Entre ces deux épisodes, l'histoire islamo-persique récupère le Joseph de la Bible, trahi d'abord par ses frères qui le vendent comme esclave en Égypte où il se retrouve Premier ministre de Pharaon; Joseph est poursuivi par le chantage de la femme de pharaon, Zouleika, qui veut le posséder charnellement. Au hammam de Chiraz des fresques peintes représentent ces épisodes tragiques et glorieux de Joseph héros et martyr.

Le martyr est une femme quand Sharbanu, la fille du dernier roi perse vaincu, Yazgard, accepte de s'unir à l'envahisseur arabe Hussein et de transmettre à leur fils la lumière séminale.

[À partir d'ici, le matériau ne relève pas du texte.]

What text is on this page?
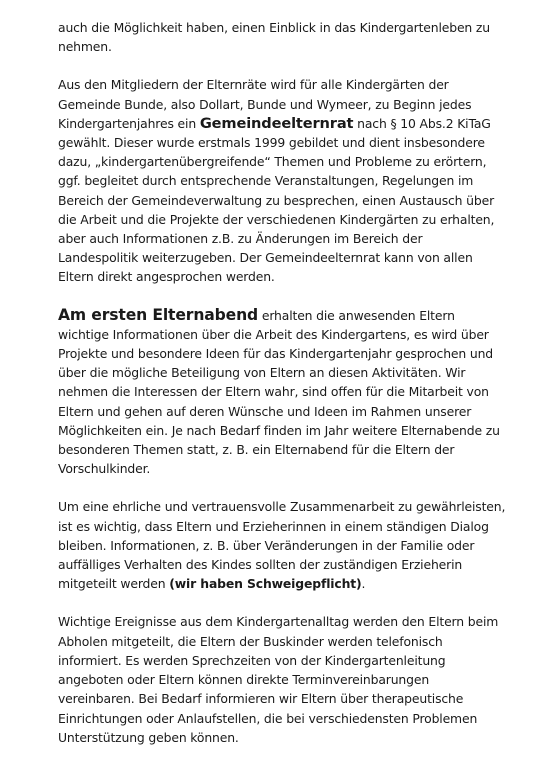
auch die Möglichkeit haben, einen Einblick in das Kindergartenleben zu nehmen.

Aus den Mitgliedern der Elternräte wird für alle Kindergärten der Gemeinde Bunde, also Dollart, Bunde und Wymeer, zu Beginn jedes Kindergartenjahres ein Gemeindeelternrat nach § 10 Abs.2 KiTaG gewählt. Dieser wurde erstmals 1999 gebildet und dient insbesondere dazu, „kindergartenübergreifende“ Themen und Probleme zu erörtern, ggf. begleitet durch entsprechende Veranstaltungen, Regelungen im Bereich der Gemeindeverwaltung zu besprechen, einen Austausch über die Arbeit und die Projekte der verschiedenen Kindergärten zu erhalten, aber auch Informationen z.B. zu Änderungen im Bereich der Landespolitik weiterzugeben. Der Gemeindeelternrat kann von allen Eltern direkt angesprochen werden.

Am ersten Elternabend erhalten die anwesenden Eltern wichtige Informationen über die Arbeit des Kindergartens, es wird über Projekte und besondere Ideen für das Kindergartenjahr gesprochen und über die mögliche Beteiligung von Eltern an diesen Aktivitäten. Wir nehmen die Interessen der Eltern wahr, sind offen für die Mitarbeit von Eltern und gehen auf deren Wünsche und Ideen im Rahmen unserer Möglichkeiten ein. Je nach Bedarf finden im Jahr weitere Elternabende zu besonderen Themen statt, z. B. ein Elternabend für die Eltern der Vorschulkinder.

Um eine ehrliche und vertrauensvolle Zusammenarbeit zu gewährleisten, ist es wichtig, dass Eltern und Erzieherinnen in einem ständigen Dialog bleiben. Informationen, z. B. über Veränderungen in der Familie oder auffälliges Verhalten des Kindes sollten der zuständigen Erzieherin mitgeteilt werden (wir haben Schweigepflicht).

Wichtige Ereignisse aus dem Kindergartenalltag werden den Eltern beim Abholen mitgeteilt, die Eltern der Buskinder werden telefonisch informiert. Es werden Sprechzeiten von der Kindergartenleitung angeboten oder Eltern können direkte Terminvereinbarungen vereinbaren. Bei Bedarf informieren wir Eltern über therapeutische Einrichtungen oder Anlaufstellen, die bei verschiedensten Problemen Unterstützung geben können.
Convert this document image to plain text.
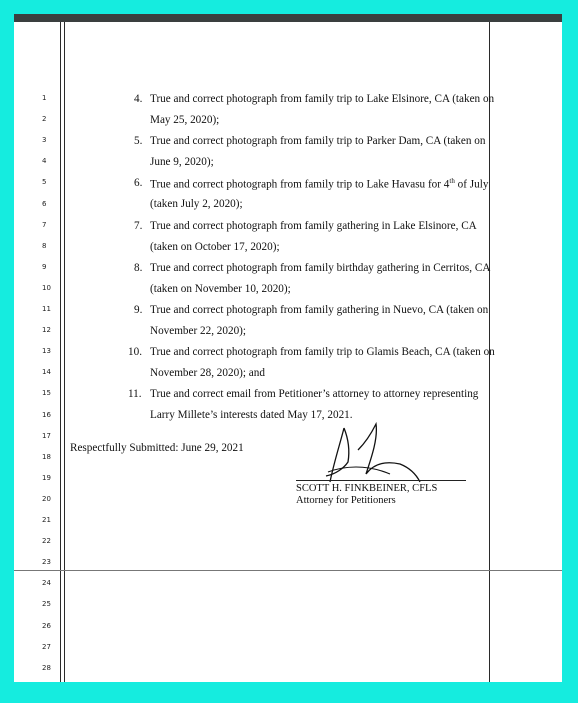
1
2
3
4
5
6
7
8
9
10
11
12
13
14
15
16
17
18
19
20
21
22
23
24
25
26
27
28
4. True and correct photograph from family trip to Lake Elsinore, CA (taken on
May 25, 2020);
5. True and correct photograph from family trip to Parker Dam, CA (taken on
June 9, 2020);
6. True and correct photograph from family trip to Lake Havasu for 4th of July
(taken July 2, 2020);
7. True and correct photograph from family gathering in Lake Elsinore, CA
(taken on October 17, 2020);
8. True and correct photograph from family birthday gathering in Cerritos, CA
(taken on November 10, 2020);
9. True and correct photograph from family gathering in Nuevo, CA (taken on
November 22, 2020);
10. True and correct photograph from family trip to Glamis Beach, CA (taken on
November 28, 2020); and
11. True and correct email from Petitioner’s attorney to attorney representing
Larry Millete’s interests dated May 17, 2021.
Respectfully Submitted: June 29, 2021
SCOTT H. FINKBEINER, CFLS
Attorney for Petitioners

Ainsi ce voyage m'a permis dans un premier temps de pénétrer une réalité insoupçonnée jusque là, celle du martyr qui est un fil rouge de l'histoire perse et A. Maalouf pense que si les iraniens vivent dans le passé, c'est parce que le passé douloureux est leur patrie.

Cependant ce fil rouge est intimement associé à des histoires d'amour et l'Iran m'a révélé à travers un de ses poètes du 15ème siècle, Djami, la victoire de l'amour lumineux sur les tentations mortifères. L'histoire de Joseph n'est pas que l'histoire d'un martyr. Grâce au poète soufi Djami qui reprend et prolonge ce qu'en disent la Bible et le Coran, Joseph était tellement beau que "sa beauté changeait en lumière les ténèbres" et Zouleika "servante du vrai amour", a incarné jusqu'à l'abandon d'elle-même toutes les facettes de l'amour mais aussi suivi son chemin exigeant.

C'est ce fil rouge aussi qu'il faut retenir de l'imaginaire persan. Les forces du présent de l'amour peuvent triompher du passé tragique.